Na Idade Média, o material extraído das enciclopédias, produz também herbários e lapidários nos quais as plantas e as ervas, interpretadas e classificadas segundo categorias mágicas; e as pedras apresentadas segundo as suas propriedades curativas e talismânicas, é tomado como verdadeiro receituário médico e mineralogia médica. Nem sempre se associa às plantas e às pedras, na interpretação alegórica, a suposta moralidade e o sentido religioso. O pressuposto em que os bestiários se baseiam é a eterna comparação do homem com os animais. O seu objetivo é claramente moral e didascálico, porque a realidade animal, mesmo a imaginada, é um símbolo do divino, e por isso deve procurar-se nela um significado profundo e escondido. O clero chega a esta zoologia sagrada pela catequese e pela educação moral dos fiéis. De cada animal são primeiramente descritas as propriedades físicas e as características de comportamento; em seguida, são deduzidas destes elementos as moralidades, isto é, as características espirituais: o leão, por exemplo, que apaga as suas pegadas ao pressentir a chegada do caçador, simboliza Cristo, que oculta a sua natureza divina, e o filhote do leão nado-morto, que ao terceiro dia é ressuscitado pelo fôlego do pai, é também Jesus Cristo, ressuscitado pelo Pai para salvar o género humano. Até um animal fantástico, como o unicórnio, é símbolo de Cristo, porque este animal, dotado de uma força extraordinária e com um único corno no meio da testa, não se deixa caçar por ninguém. Nasceu do ventre da Virgem Maria.

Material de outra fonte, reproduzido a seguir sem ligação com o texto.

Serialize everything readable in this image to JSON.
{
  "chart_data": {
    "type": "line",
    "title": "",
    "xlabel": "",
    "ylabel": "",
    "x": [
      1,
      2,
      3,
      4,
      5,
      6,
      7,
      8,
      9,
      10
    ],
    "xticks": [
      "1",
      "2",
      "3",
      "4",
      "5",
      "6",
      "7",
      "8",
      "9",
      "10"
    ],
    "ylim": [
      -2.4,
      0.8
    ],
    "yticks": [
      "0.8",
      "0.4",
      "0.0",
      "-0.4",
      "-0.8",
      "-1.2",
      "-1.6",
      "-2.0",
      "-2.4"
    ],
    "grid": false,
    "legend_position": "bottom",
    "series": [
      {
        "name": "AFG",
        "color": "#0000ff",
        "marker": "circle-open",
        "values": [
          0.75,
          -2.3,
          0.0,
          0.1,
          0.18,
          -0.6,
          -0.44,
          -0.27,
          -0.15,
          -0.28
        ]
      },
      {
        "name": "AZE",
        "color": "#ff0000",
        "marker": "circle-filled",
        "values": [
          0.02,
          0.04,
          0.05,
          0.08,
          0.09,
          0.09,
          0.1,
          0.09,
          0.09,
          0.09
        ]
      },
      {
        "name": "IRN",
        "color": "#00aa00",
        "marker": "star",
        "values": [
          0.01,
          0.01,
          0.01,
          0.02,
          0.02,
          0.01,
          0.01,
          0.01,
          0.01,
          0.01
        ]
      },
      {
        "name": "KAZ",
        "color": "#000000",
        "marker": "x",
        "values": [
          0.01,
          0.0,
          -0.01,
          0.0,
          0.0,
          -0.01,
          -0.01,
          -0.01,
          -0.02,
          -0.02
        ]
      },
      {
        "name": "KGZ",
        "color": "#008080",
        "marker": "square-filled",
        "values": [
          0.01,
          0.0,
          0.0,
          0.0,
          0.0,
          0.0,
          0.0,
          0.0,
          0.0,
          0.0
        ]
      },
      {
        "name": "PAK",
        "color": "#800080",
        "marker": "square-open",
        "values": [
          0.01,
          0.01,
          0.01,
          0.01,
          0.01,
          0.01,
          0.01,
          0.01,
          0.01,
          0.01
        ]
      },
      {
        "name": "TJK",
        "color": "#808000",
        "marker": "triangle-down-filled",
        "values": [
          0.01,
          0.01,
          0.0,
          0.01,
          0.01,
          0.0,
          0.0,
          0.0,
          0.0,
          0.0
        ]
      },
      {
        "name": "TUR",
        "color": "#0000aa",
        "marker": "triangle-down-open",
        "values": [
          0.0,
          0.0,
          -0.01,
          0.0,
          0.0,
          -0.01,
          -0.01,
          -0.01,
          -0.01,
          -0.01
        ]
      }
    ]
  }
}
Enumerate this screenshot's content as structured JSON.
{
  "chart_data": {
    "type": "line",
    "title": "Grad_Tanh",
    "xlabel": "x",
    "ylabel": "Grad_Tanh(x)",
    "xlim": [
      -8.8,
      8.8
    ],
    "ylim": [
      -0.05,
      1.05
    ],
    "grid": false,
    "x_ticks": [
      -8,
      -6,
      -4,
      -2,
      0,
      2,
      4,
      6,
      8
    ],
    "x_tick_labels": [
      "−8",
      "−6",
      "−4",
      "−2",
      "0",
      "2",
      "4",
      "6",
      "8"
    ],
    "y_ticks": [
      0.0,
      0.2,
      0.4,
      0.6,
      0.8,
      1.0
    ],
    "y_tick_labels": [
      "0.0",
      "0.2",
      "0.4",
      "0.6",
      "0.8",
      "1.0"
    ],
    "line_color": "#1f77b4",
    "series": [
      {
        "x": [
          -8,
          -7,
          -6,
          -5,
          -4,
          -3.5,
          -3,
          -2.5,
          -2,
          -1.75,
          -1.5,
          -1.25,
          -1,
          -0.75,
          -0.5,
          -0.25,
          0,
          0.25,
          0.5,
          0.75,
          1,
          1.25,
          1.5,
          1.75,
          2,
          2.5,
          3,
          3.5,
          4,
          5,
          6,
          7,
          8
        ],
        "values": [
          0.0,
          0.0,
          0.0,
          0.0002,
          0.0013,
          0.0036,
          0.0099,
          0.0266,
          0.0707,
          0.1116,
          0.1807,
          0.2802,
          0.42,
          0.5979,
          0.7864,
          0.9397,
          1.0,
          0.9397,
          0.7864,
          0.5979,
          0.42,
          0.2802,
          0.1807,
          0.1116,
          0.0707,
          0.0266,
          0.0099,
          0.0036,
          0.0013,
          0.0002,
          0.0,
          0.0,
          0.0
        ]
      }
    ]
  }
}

A literatura hexâmera é a literatura cristã medieval baseada na história da criação narrada no Génesis. Comenta alegoricamente as implicações cosmológicas e teológicas do mundo e do universo criados em seis dias. Este género literário teve o seu início com Hexæmeron de Basílio de Cesareia (330-379) e tem outros exemplos na literatura cristã tardo-antiga com Hexæmeron de Ambrósio (339-397) e De Genesi ad Litteram de Agostinho (354-430). Hexæmeron de Anastácio Sinaíta (640- 700), monge grego e abade do mosteiro de Santa Catarina do Monte Sinai, é uma das mais extensas alegorias místicas da época bizantina que não se perderam. Anastácio oferece uma exegese anagógica dos primeiros três capítulos do Génesis. Citando trechos da Bíblia, dos profetas e das epístolas de São Paulo, põe o leitor em guarda perante uma leitura exclusivamente literal do texto sagrado, convidando-o a abrir-se ao Espírito mediante as palavras para receber o seu verdadeiro significado espiritual. Segundo Anastácio, o profeta Moisés, autor do Génesis, foi instruído pelo Espírito Santo não só sobre a criação do mundo terreno, mas também acerca da nova criação realizada com o advento de Cristo. Deste modo, Adão representa o Salvador e Eva representa a Igreja, sua eterna esposa. Graças a esta alegoria, Anastácio merece o epíteto de Novo Moisés. Diferentemente da famosa exegese De Vita Mosis, de Gregório de Nissa (335-395), o seu Hexæmeron não considera a alma individual misticamente unida a Deus, mas descreve a Igreja inteira, esposa de Cristo, no seu processo de ascese mística para o divino.